Like the lossless mix on the BD, the object-based track, however, delivers a highly-engaging and satisfying soundstage, displaying excellent channel balance and separation from beginning to end. The movie is littered with lots of background activity and off-screen movement, generating a broad and expansive soundscape. The mid-range exhibits outstanding clarity and definition with plenty of warmth and fidelity during the loudest, most bombastic segments.
- Audio Commentary — Directors Joe & Anthony Russo sit down with writers Christopher Markus & Stephen McFeely for a detailed discussion about the film’s development and production.

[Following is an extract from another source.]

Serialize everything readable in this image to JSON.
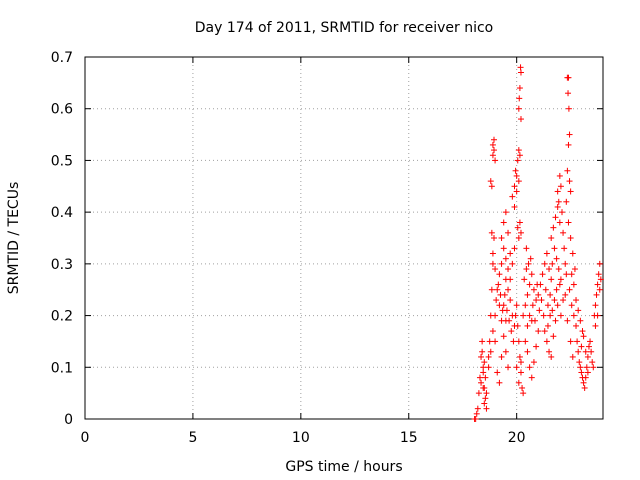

Terrific commentary.
- Beyond the Battle: Wakanda (HD, 11 min) — “Go behind the scenes to find out how the filmmakers pulled off the most massive and challenging battle Marvel had ever attempted.”
- Beyond the Battle: Titan (HD, 10 min) — “Dive into the climactic struggle on Thanos’ ruined world, including the epic stunts and VFX, to uncover the source of its power.”
- The Mad Titan (HD, 7 min) — “Explore the MCU’s biggest, baddest villain, his trail of influence through the stories, and the existential threat he represents.”
- Strange Alchemy (HD, 5 min) — Marvel filmmakers talk about the power of crossovers following separate or individual superhero movies.
- Deleted & Extended Scenes (HD, 10 min) — Four scenes rescued from the cutting room floor.
- Happy Knows Best
- Hunt for the Mind Stone
- The Guardians Get Their Groove Back
- A Father’s Choice
- Gag Reel (HD, 2 min) — Showing the lighter side of the production.